Saturday, January 9, 2010

Day 9

January 8
8:30 pm

The beautiful people are here. There are entire flocks of them, people I’ve never laid eyes upon before tonight, with narrow waists and storklike legs and sultry eyes; they are wearing things like high-heeled ankle boots, and see-through blackish tunics, and feathers. Not New Orleans–style feathers, which are bright and spangly and, usually, the main attraction: these feathers are subtle, tucked behind an ear or amassed in a curly arrangement of black hair.

“Where did they all come from?” Anne asks.
I know. Do they live here? It doesn’t feel like it. It feels like they have been teleported here, from their exotic homelands, to take a collective field trip in our sinking, gritty world.

The adorable bartender greets me with a formal nod. “What can I get for you,” he asks.
My heart cracks a little bit, and I ask for a Smithwicks.
He nods again, and moves down the bar.

Over the past couple of days I’ve begun a small love affair with an artist, who is now sending me a text message which says, “I may try and come find you tonight." I’m intrigued but not sure if I’m up for anything more than this: my full pint, the drafty barstool, looking at people with Anne for a minute and then going home soon, early, and alone.
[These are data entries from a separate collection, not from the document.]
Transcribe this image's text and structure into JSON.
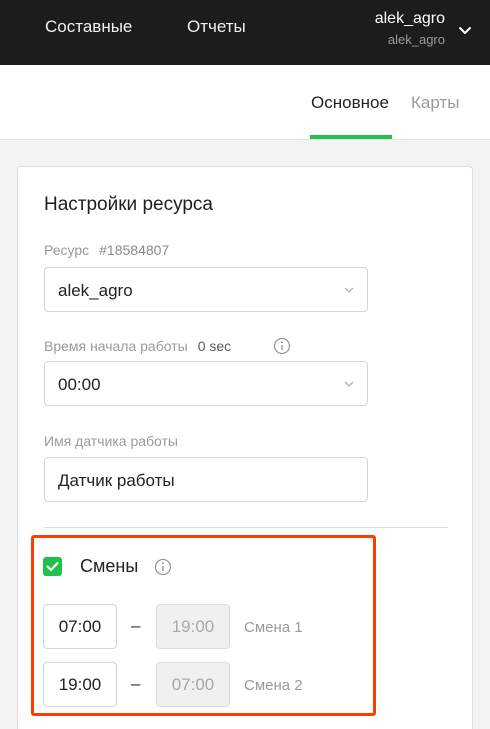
{
  "header": {
    "nav": [
      "Составные",
      "Отчеты"
    ],
    "user": {
      "name": "alek_agro",
      "login": "alek_agro"
    },
    "user_menu_icon": "chevron-down-icon"
  },
  "tabs": [
    {
      "label": "Основное",
      "active": true
    },
    {
      "label": "Карты",
      "active": false
    }
  ],
  "colors": {
    "accent": "#1fc14a",
    "highlight": "#ff3b00",
    "header_bg": "#1c1c1c"
  },
  "card": {
    "title": "Настройки ресурса",
    "resource": {
      "label": "Ресурс",
      "id": "#18584807",
      "value": "alek_agro"
    },
    "start_time": {
      "label": "Время начала работы",
      "offset": "0 sec",
      "value": "00:00"
    },
    "sensor": {
      "label": "Имя датчика работы",
      "value": "Датчик работы"
    },
    "shifts": {
      "label": "Смены",
      "enabled": true,
      "items": [
        {
          "start": "07:00",
          "end": "19:00",
          "name": "Смена 1"
        },
        {
          "start": "19:00",
          "end": "07:00",
          "name": "Смена 2"
        }
      ],
      "separator": "–"
    }
  }
}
Eric breezes behind us, a minuscule party hat perched incongruously on his head. He hugs us both at the same time, says, “I’m super-busy,” and weaves back through the crowd.

I think I see my New Years lover standing by the pool table, but I can’t tell if it’s really him because it’s far away and my long-distance vision sucks and I lost my glasses in Katrina and still haven’t gotten new ones. (I know. Four and a half years ago. I know. I definitely could’ve gotten new glasses by now. I know.)

The beautiful people are lounging; they take languid sips from clear glasses; they rest lazy elbows upon the bar; they speak to each other, unexcitedly, in slow soft sentences. They do not care who else is here, or who is looking at them, so we look at them, but they are not looking at us.

I forget this sometimes, that there are whole elements of culture out there in the rest of the universe where practiced, detached apathy is the norm. There are entire worlds of people, just like all these stylish beautiful people, lazily drinking and studiously not observing their surroundings, but I don’t run into them on a regular basis. One of the things I love most about living in New Orleans is our unbridled enthusiasm for even the tiny incidental aspects of life most people barely notice: The weather’s cold! The mail came today! Look, I’m wearing my silver cowboy boots!

When I was living in New Mexico, I had troubles every now and then with people who thought I was secretly pining away for them just because I’d tell them things like, “Ohmygosh, you are totally beautiful and amazing!” People would be like, “Um, well, I mean, um. Well.” Here, you say that to the guy at the corner store, and he just nods and goes, “You too, baby,” while ringing up your hot sausage po-boy.

Noah walks in with this cute person from Ohio who’s in New Orleans for the first time, and he’s got the Zapatista thing going on again, and they’re both antsy, skittering around like little birds. “I’m gonna go see Eric,” Noah says, and they scoot upstairs through the crowd.

I settle into my chair and pull my scarf around me. It’s drafty. I fight off a yawn.

A woman in a floppy black hat, alone at a table in my line of vision, looks right into my eyes and gives me a significant nod. I kind of nod back and look around. People are talking to Anne, and the adorable bartender is way way down on the other side of the bar, and the beautiful people are swirling around us, and for just a fleeting second I notice that it feels kind of empty, here in the middle of everything, sometimes.

I guess it was my New Years’ lover after all over there by the pool table, because now he’s coming up behind Anne and giving us hugs and squeezing a stool in between us, and now his hand is on my knee and I’m feeling for his shoulderblades beneath his scratchy gray overcoat. We talk about fiction and the military and community organizing, and he gives me shit a little bit for having done Palestine work because there’s so much going on right here in New Orleans (which, you know, I’ve kind of noticed), but that’s cool; I can take it; and he’s distracted and looking around and I wonder who he’s hiding from, or searching for. But it’s still fun, anyway, leaning up against him in this moment right now, and I love being with people who launch right into the important stuff without fanfare or preemptive smalltalking, and when he finally gets up to leave I take his hand in both of mine and give it one of those courtly Renaissance-style kisses.